Johnson Family Vacation casts Cedric as Nate Johnson, a man separated from his wife but reuniting with her for a trip to a family reunion. Things get off to a bumpy start almost immediately, after Nate's new car has been tricked out by an inept grease monkey. Of course, the sleek ride thrills Nate's three kids - D.J. (Bow Wow), Nikki (Solange Knowles), and Destiny (Gabby Soleil) - who waste no time in taking advantage of its many amenities.

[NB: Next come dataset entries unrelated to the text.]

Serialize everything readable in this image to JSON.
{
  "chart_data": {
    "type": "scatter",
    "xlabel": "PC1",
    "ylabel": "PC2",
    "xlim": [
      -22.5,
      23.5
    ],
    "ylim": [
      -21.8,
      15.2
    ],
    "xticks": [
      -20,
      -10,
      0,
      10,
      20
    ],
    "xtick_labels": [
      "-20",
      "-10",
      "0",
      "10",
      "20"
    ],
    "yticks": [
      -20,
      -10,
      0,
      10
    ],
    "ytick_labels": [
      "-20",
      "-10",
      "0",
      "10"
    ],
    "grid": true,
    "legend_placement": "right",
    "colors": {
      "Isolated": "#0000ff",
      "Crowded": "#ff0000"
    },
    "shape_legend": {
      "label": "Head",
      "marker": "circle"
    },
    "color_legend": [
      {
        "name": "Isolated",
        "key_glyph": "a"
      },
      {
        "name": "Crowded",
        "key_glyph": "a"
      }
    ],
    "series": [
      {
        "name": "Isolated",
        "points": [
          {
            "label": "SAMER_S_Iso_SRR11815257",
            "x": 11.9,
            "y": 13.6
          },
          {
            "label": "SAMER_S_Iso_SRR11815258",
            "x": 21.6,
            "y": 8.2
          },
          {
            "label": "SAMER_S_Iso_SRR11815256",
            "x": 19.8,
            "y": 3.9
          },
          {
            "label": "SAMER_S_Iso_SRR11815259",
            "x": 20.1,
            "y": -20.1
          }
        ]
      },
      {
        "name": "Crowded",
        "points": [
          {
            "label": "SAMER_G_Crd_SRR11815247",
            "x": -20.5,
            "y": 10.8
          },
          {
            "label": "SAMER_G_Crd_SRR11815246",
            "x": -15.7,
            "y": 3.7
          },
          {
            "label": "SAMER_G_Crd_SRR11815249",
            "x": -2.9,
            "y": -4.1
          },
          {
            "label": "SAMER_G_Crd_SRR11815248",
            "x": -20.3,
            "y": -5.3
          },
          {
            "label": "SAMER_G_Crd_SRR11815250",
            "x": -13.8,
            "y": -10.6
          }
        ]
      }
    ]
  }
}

Like National Lampoon's Vacation before it, Johnson Family Vacation is comprised of comic vignettes that are loosely strung together by flimsy storyline. But where Vacation contained a number of genuinely funny sequences and a cast full of likable characters, Johnson Family Vacation presents us with one lame comedic scene after another - exacerbated by the uniformly horrible acting. Aside from Cedric's embarrassing "performance," Bow Wow and Knowles prove that they'd better not quit their day jobs. Vanessa Williams, playing Nate's long-suffering wife, does a fairly decent job, though that's hardly a compliment given the caliber of her costars.

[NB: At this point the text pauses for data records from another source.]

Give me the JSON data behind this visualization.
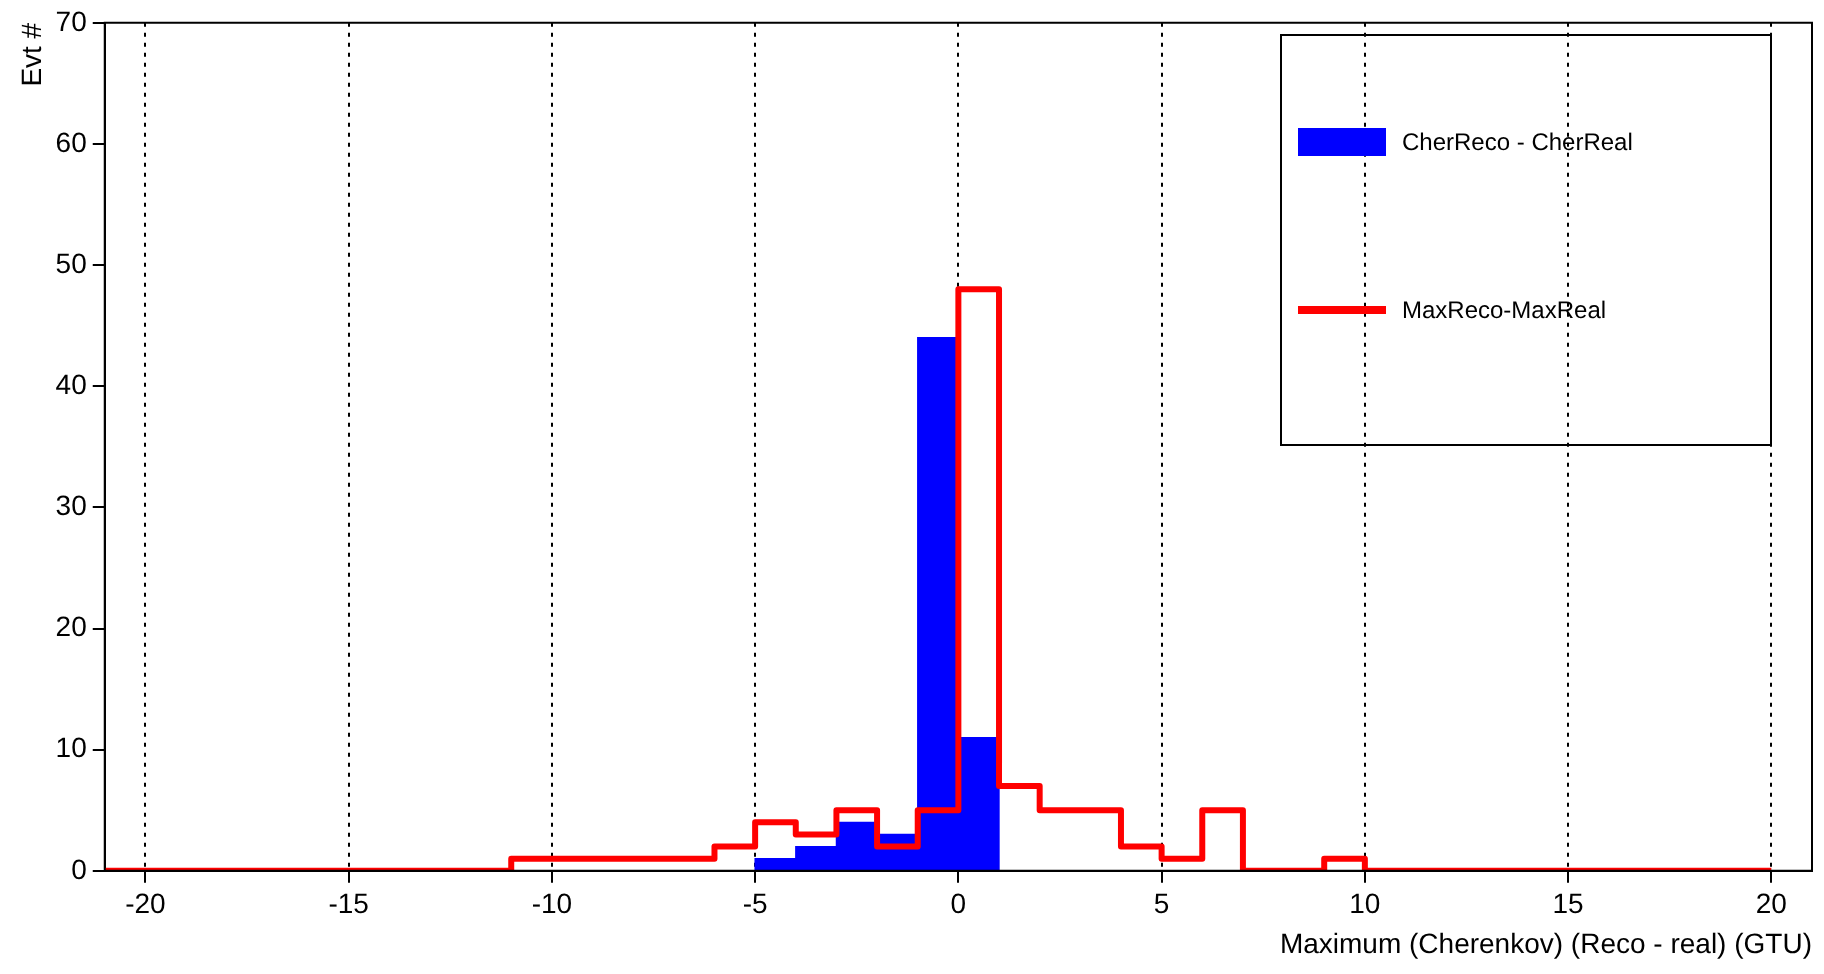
{
  "chart_data": {
    "type": "histogram",
    "xlabel": "Maximum (Cherenkov) (Reco - real) (GTU)",
    "ylabel": "Evt #",
    "bins": [
      -21,
      -20,
      -19,
      -18,
      -17,
      -16,
      -15,
      -14,
      -13,
      -12,
      -11,
      -10,
      -9,
      -8,
      -7,
      -6,
      -5,
      -4,
      -3,
      -2,
      -1,
      0,
      1,
      2,
      3,
      4,
      5,
      6,
      7,
      8,
      9,
      10,
      11,
      12,
      13,
      14,
      15,
      16,
      17,
      18,
      19,
      20,
      21
    ],
    "series": [
      {
        "name": "CherReco - CherReal",
        "color": "#0000ff",
        "values": [
          0,
          0,
          0,
          0,
          0,
          0,
          0,
          0,
          0,
          0,
          0,
          0,
          0,
          0,
          0,
          0,
          1,
          2,
          4,
          3,
          44,
          11,
          0,
          0,
          0,
          0,
          0,
          0,
          0,
          0,
          0,
          0,
          0,
          0,
          0,
          0,
          0,
          0,
          0,
          0,
          0,
          0
        ]
      },
      {
        "name": "MaxReco-MaxReal",
        "color": "#ff0000",
        "type": "step",
        "x": [
          -21,
          -20,
          -19,
          -18,
          -17,
          -16,
          -15,
          -14,
          -13,
          -12,
          -11,
          -10,
          -9,
          -8,
          -7,
          -6,
          -5,
          -4,
          -3,
          -2,
          -1,
          0,
          1,
          2,
          3,
          4,
          5,
          6,
          7,
          8,
          9,
          10,
          11,
          12,
          13,
          14,
          15,
          16,
          17,
          18,
          19,
          20
        ],
        "values": [
          0,
          0,
          0,
          0,
          0,
          0,
          0,
          0,
          0,
          0,
          1,
          1,
          1,
          1,
          1,
          2,
          4,
          3,
          5,
          2,
          5,
          48,
          7,
          5,
          5,
          2,
          1,
          5,
          0,
          0,
          1,
          0,
          0,
          0,
          0,
          0,
          0,
          0,
          0,
          0,
          0,
          0
        ]
      }
    ],
    "xlim": [
      -21,
      21
    ],
    "xticks": [
      -20,
      -15,
      -10,
      -5,
      0,
      5,
      10,
      15,
      20
    ],
    "ylim": [
      0,
      70
    ],
    "yticks": [
      0,
      10,
      20,
      30,
      40,
      50,
      60,
      70
    ],
    "grid": "x",
    "legend": "top right"
  }
}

The film's screenplay, by Todd Jones and Earl Richey Jones, certainly doesn't do the cast any favors, as it places the emphasis on comedic set pieces that just aren't funny. Worse that that, the majority of them come off as sloppy; it's as though director Christopher Erkin just assumed we'd be too busy laughing to take notice of such amateurishness. There's a great example of this towards the beginning of the film, in a sequence featuring Nate and D.J. arguing over whose music to listen to in the car. Both characters eventually take to throwing discs out the window, and neither seems terribly upset about it. Only in a film as terminally stupid as Johnson Family Vacation would characters behave this way (ie in a manner dictated by the plot), making it impossible to connect to any of these people.

At the core of any good comedy are characters that are likable and easy to relate to, something that's sorely lacking in Johnson Family Vacation. The whole thing seems to be an excuse for Cedric the Entertainer to do his thing, and unless you're willing to go with it, it's highly unlikely the film will come off as anything but an interminable 96 minutes.

out of

About the DVD: Twentieth Century Fox Home Entertainment presents Johnson Family Vacation with an admittedly stellar transfer, and a host of bonus features. The disc includes two commentary tracks, almost 30 minutes worth of deleted scenes, and a short featurette on the making of the film. This package will undoubtedly thrill fans of the movie.